En un mes como estos hace diez años, como fruto de la intrascendencia y la cultura mafiosa con la que hemos manchado nuestra historia nacional, las balas silenciaban no solamente la voz de Jaime Garzón sino que le quitaban a Colombia la posibilidad de usar la risa para construir una acción social.
Con productos como Zoociedad, Quaq y las entrevistas de Heriberto de la Calle, Garzón se convirtió en la voz disonante, que a través del humor le decía al país lo que no estaba bien, usando muchas veces el ridículo para proponer las soluciones a nuestros increíbles problemas. Las personas podían ver en la risa el camino más directo hacia la verdad pacífica que construye los puentes de reconciliación en una sociedad tan rota como la nuestra.
Durante el debate electoral que desembocó en la elección de Barack Obama como presidente de los Estados Unidos, los medios de comunicación, siguiendo agendas propias o marcadas por los actores políticos, jugaron un papel fundamental dejando un espacio de suma importancia para aquellas opiniones que usaban el humor como vehículo para hacerle llagar los mensajes al gran público.
Famosos fueron los ejemplos de figuras como Bill Maher y David Letterman que a través de críticas mordaces reflejaron lo que estaba bien o mal e impulsaron a la sociedad a actuar. Y ni que decir de lo hecho por el elenco de Saturday Night Live, que incluso llevó a que los mismos candidatos fueran al show a reírse de si mismos y muchas veces del mensaje que defendían.
No había miedo a decir la verdad, no había miedo al debate, que entre republicanos y demócratas muchas veces llega a puntos realmente infranqueables, no había miedo a reír. No es cuestión de riqueza o modernidad. Los norteamericanos no son modelos a seguir en la gran mayoría de sus cosas, bueno eso antes de la llegada de Obama, pero si podemos aprenderles algo es a usar el humor como catalizador y conductor de nuestros mensajes.
Allá también han existido asesinatos impunes y censura estatal, claro está que santos no son. Pero el miedo no se ha impuesto, la inteligencia se ha unido con el humor y han asumido su papel como el mejor canal para la denuncia y la construcción de la sociedad.

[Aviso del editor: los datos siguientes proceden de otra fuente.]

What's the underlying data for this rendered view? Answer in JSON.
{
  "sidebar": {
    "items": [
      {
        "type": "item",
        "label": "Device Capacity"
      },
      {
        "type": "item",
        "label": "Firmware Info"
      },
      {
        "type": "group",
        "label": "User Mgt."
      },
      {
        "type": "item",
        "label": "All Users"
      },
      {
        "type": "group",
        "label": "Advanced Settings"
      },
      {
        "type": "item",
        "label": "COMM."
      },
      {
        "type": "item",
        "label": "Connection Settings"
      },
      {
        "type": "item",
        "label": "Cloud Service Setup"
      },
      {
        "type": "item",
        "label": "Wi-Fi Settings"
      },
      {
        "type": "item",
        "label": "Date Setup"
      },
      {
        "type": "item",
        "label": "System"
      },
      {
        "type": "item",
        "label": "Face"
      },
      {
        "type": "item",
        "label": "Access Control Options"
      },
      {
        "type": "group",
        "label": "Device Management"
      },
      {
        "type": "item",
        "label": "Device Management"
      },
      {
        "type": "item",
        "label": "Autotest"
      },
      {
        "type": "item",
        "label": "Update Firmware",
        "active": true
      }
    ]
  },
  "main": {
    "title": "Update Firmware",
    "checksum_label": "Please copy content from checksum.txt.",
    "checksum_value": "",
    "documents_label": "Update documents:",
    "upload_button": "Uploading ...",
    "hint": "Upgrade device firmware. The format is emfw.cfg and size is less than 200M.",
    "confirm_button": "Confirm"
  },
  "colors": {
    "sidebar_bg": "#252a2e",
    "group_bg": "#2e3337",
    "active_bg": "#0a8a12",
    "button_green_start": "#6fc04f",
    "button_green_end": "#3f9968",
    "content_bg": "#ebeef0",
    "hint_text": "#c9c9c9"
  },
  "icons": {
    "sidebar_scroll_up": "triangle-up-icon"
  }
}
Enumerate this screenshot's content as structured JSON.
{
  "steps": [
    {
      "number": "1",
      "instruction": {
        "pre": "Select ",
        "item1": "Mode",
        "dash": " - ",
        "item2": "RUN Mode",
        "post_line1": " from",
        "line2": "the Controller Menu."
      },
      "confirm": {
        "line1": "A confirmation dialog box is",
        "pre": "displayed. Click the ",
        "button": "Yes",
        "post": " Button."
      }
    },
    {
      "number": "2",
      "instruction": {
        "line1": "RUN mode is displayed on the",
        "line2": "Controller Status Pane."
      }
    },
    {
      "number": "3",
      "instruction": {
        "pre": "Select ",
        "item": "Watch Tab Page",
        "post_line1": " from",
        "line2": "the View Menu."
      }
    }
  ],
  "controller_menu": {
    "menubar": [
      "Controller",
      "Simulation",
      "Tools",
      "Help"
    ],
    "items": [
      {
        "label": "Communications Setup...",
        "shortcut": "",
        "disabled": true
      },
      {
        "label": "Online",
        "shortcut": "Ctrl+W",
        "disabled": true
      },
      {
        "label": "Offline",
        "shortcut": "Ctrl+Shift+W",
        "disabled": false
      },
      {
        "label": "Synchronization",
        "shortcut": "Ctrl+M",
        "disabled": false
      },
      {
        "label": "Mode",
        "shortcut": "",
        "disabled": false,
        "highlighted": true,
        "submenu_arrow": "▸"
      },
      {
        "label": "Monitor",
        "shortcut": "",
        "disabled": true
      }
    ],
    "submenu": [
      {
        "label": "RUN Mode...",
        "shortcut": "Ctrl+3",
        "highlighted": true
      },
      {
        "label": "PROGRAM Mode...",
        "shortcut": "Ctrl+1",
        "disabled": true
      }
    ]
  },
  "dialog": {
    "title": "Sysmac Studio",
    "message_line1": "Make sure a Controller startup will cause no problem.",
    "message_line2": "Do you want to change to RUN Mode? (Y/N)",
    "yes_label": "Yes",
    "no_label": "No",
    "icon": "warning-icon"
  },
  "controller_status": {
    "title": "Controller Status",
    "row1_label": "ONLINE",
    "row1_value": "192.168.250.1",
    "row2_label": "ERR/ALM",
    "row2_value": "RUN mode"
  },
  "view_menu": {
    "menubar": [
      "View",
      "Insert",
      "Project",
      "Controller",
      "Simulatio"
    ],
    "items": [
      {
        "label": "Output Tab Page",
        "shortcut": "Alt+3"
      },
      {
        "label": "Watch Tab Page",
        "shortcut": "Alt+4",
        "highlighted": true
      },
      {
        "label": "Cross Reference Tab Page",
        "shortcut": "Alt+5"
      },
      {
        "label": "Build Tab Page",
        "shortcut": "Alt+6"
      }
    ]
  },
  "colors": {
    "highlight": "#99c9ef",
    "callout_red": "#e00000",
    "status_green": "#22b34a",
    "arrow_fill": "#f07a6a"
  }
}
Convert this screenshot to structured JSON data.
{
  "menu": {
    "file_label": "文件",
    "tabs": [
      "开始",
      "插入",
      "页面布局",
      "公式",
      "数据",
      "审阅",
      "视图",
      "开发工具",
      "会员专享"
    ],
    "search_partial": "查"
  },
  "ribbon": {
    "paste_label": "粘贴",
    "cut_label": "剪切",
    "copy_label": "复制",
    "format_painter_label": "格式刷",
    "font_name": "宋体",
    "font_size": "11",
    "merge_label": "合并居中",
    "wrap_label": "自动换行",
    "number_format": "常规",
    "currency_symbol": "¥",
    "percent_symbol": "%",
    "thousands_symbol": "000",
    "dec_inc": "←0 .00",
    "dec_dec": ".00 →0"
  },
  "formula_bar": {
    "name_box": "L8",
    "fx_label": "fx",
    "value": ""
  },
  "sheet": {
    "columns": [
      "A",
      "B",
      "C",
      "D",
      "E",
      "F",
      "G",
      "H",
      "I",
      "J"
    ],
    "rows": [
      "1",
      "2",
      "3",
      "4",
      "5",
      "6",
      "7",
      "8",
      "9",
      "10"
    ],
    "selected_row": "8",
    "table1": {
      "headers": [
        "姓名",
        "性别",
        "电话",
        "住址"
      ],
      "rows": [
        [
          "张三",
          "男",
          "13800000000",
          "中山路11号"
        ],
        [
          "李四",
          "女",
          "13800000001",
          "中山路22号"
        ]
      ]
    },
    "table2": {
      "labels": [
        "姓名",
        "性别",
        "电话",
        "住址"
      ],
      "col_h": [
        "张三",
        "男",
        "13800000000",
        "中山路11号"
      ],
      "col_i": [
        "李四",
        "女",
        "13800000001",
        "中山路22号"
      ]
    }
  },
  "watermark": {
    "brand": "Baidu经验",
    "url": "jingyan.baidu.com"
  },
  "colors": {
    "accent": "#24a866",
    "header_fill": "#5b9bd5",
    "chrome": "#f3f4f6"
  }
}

En Colombia llevamos diez años confiándole eso exclusivamente a La Luciérnaga.
Cuando, como Heriberto de la Calle, Garzón entrevistó a Juan Manuel Galán mencionó que el gran recuerdo que tenía de Luis Carlos Galán, otro magnicidio que engruesa la lista de los crímenes impunes en nuestra sociedad, era que por una idea había que dar la vida, un concepto que lastimosamente cada vez es más literal aquí.